Northern Indiana Anodize Opens $8 Million Finishing Plant
NIA has 23 tanks that are 32 feet long to accommodate aluminum parts up to 28 feet in length, as well as 26 smaller tanks.
Northern Indiana Anodize (NIA) has opened a 47,000-square-foot, $8 million location in Fort Wayne where it hopes to employ 48 by the end of 2021 and eventually up to 150.
NIA has 23 tanks that are 32 feet long to accommodate aluminum parts up to 28 feet in length, as well as 26 smaller tanks. All the tanks can run sulfuric anodize Type II and III, Class 1 and 2 processes, while the large tanks can also handle 2-step electrolytic architectural anodizing and the small tanks can perform conversion coating and polytetrafluoroethylene processes. The plant also has vibratory finishing processes.
Andrew Smith is chief executive officer.
The executive team consists of Andrew Smith, chief executive officer; Jeff Smith, senior vice president of production; Bruce Fogler, chief financial officer; Michael Hildenbrand, plant manager; Brook Godfrey, quality control; Jennifer Bowers, accounts receivable and payable; Holly Nicodemus, purchasing; Jessica Hatfield, marketing manager; and Mathew Smith, team member.

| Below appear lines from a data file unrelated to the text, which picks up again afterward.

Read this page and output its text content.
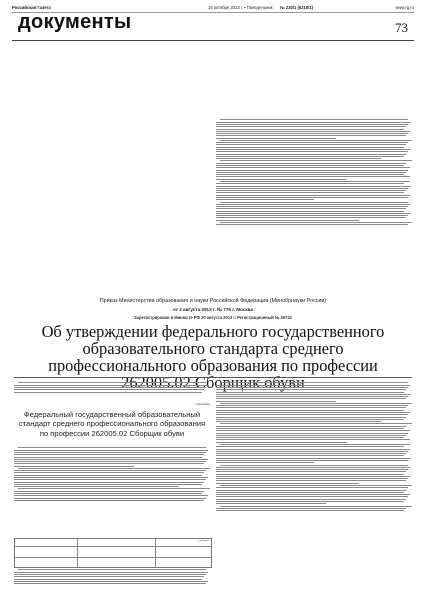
Российская Газета	16 октября 2013 г. • Понедельник № 230/1 (6210/1)	www.rg.ru
документы	73
Приказ Министерства образования и науки Российской Федерации (Минобрнауки России)
от 2 августа 2013 г. № 776 г. Москва
Зарегистрирован в Минюсте РФ 20 августа 2013 г. Регистрационный № 29742
Об утверждении федерального государственного образовательного стандарта среднего профессионального образования по профессии 262005.02 Сборщик обуви
Приложение
Федеральный государственный образовательный стандарт среднего профессионального образования по профессии 262005.02 Сборщик обуви
Таблица 1
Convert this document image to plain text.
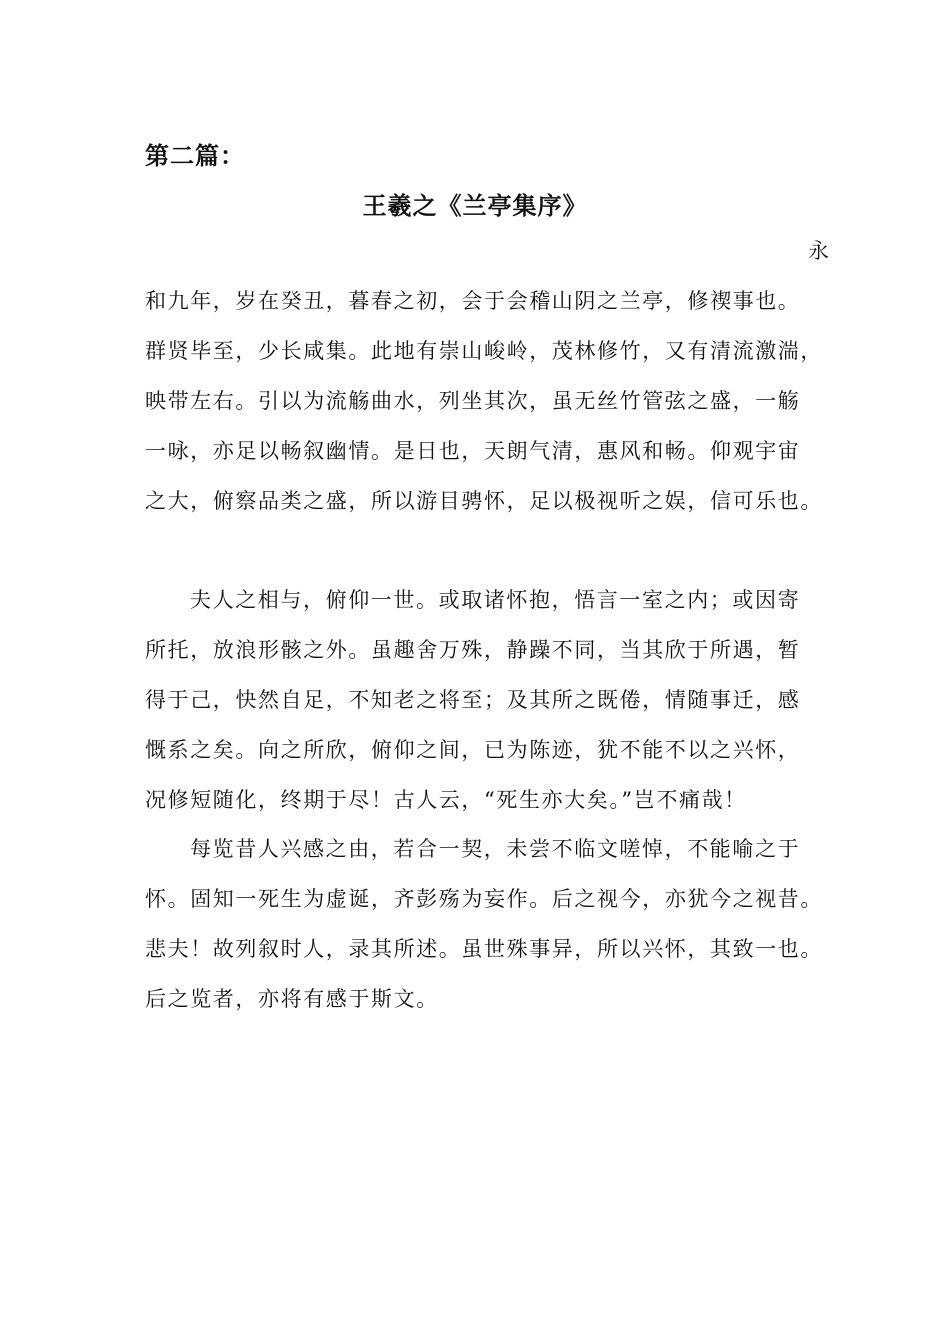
第二篇：
王羲之《兰亭集序》
永
和九年，岁在癸丑，暮春之初，会于会稽山阴之兰亭，修禊事也。
群贤毕至，少长咸集。此地有崇山峻岭，茂林修竹，又有清流激湍，
映带左右。引以为流觞曲水，列坐其次，虽无丝竹管弦之盛，一觞
一咏，亦足以畅叙幽情。是日也，天朗气清，惠风和畅。仰观宇宙
之大，俯察品类之盛，所以游目骋怀，足以极视听之娱，信可乐也。
夫人之相与，俯仰一世。或取诸怀抱，悟言一室之内；或因寄
所托，放浪形骸之外。虽趣舍万殊，静躁不同，当其欣于所遇，暂
得于己，快然自足，不知老之将至；及其所之既倦，情随事迁，感
慨系之矣。向之所欣，俯仰之间，已为陈迹，犹不能不以之兴怀，
况修短随化，终期于尽！古人云，“死生亦大矣。”岂不痛哉！
每览昔人兴感之由，若合一契，未尝不临文嗟悼，不能喻之于
怀。固知一死生为虚诞，齐彭殇为妄作。后之视今，亦犹今之视昔。
悲夫！故列叙时人，录其所述。虽世殊事异，所以兴怀，其致一也。
后之览者，亦将有感于斯文。
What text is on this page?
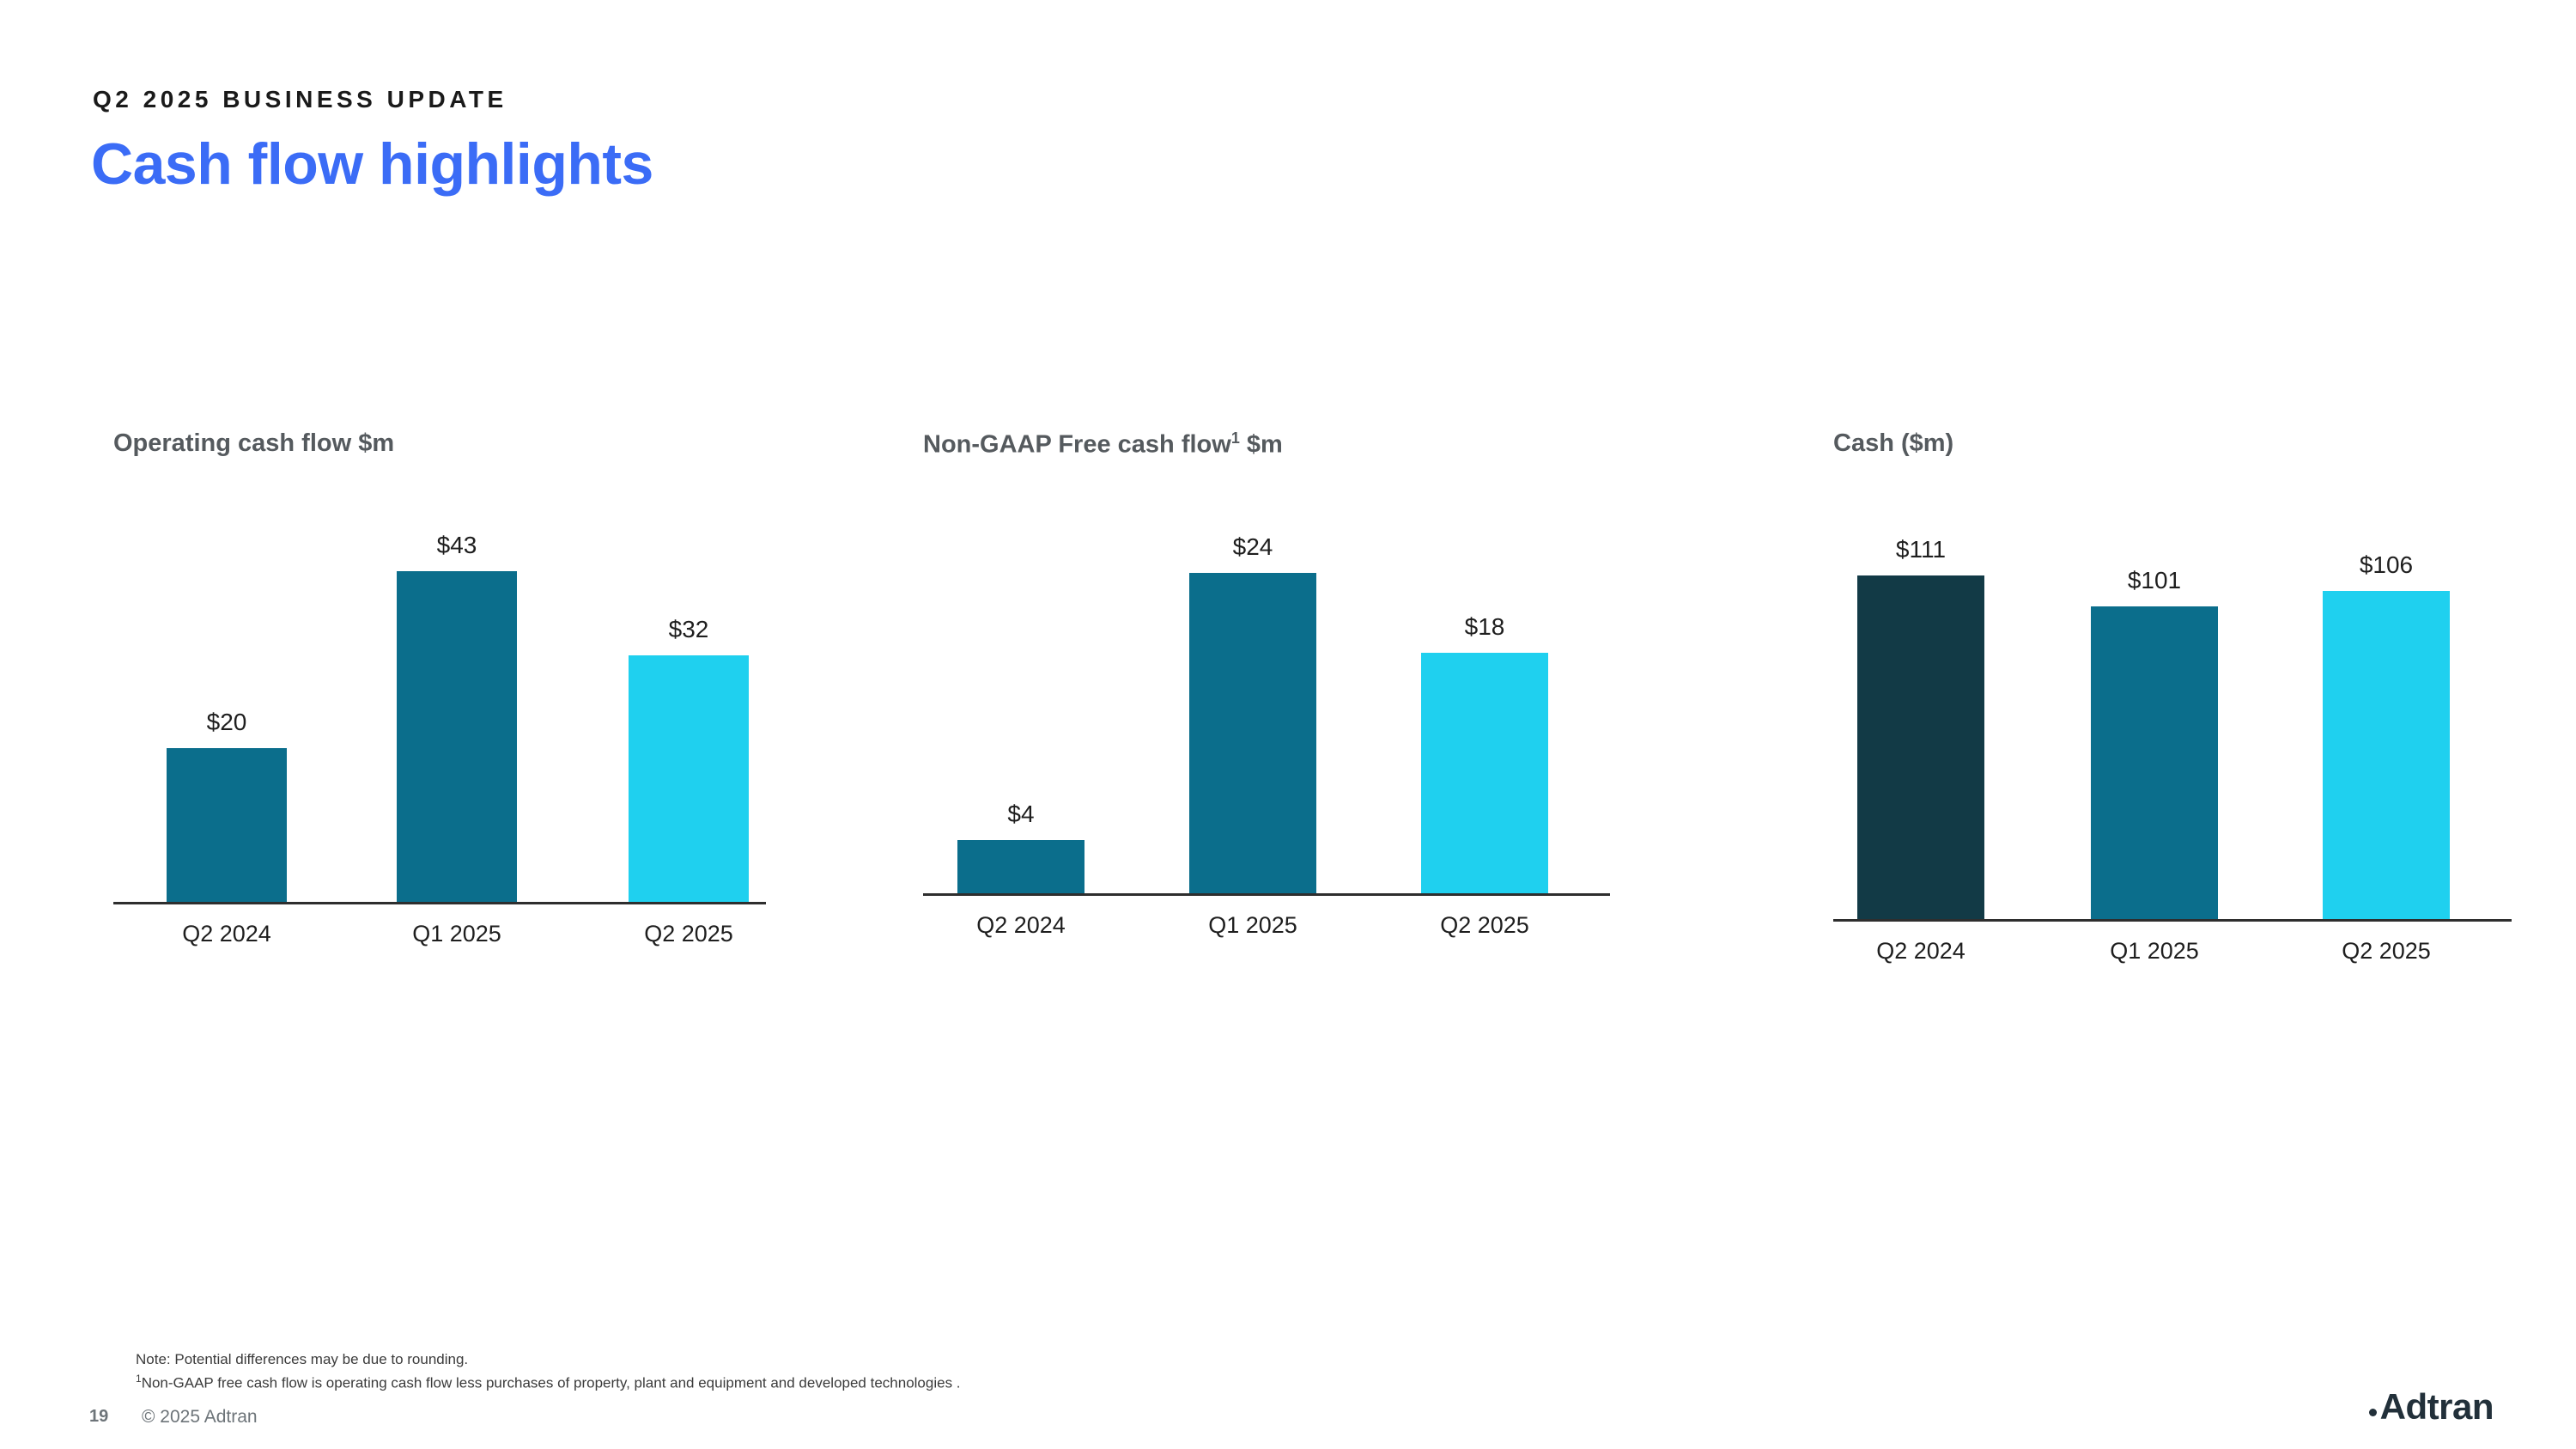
Q2 2025 BUSINESS UPDATE
Cash flow highlights
Operating cash flow $m
$20
Q2 2024
$43
Q1 2025
$32
Q2 2025
Non-GAAP Free cash flow$^1$ $m
$4
Q2 2024
$24
Q1 2025
$18
Q2 2025
Cash ($m)
$111
Q2 2024
$101
Q1 2025
$106
Q2 2025
Note: Potential differences may be due to rounding.
$^1$Non-GAAP free cash flow is operating cash flow less purchases of property, plant and equipment and developed technologies .
19 © 2025 Adtran	Adtran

“With the economy growing, we’re seeing companies changing from steel parts to aluminum for weight and performance purposes,” Fogler says. “We know there’s a high demand for anodizing providers and a shortage of large-tank anodizing facilities, so we’re starting this company to provide high-quality services in a growing industry.”
The path to fruition for NIA began in 1995, when Jeff Smith saw a need for aluminum anodizing in the Fort Wayne area and opened Smith Metal Finishing in nearby Hoagland. He started his line with 55-gallon drums and grew the operation, expanding in 2004 and gaining ISO certification two years later with 35 employees, including his son, Andrew.
Jeff Smith sold Smith Metal Finishing in 2010, and Andrew left to obtain an engineering degree. In 2016, Andrew Smith and a partner launched Advanced Metal Finishing with the opening of a small 4-foot anodizing line. When his partner left in 2017, Andrew Smith asked his father to come back and help him grow the business, and they eventually brought in more partners and changed the name to Northern Indiana Anodize.
Andrew Smith says the shop launched its lines with the assistance of Haviland and Reliant Aluminum Products for the chemistry, Price Walgren for the system engineering, rectifiers from American Plating Power, chillers from Train, ventilation from KCH Services, and wastewater from JMark Systems.
Many industries that require innovative solutions in cost reduction and weight savings are turning to aluminum as a substitute for stainless steel and other carbon steel alloys for parts and components.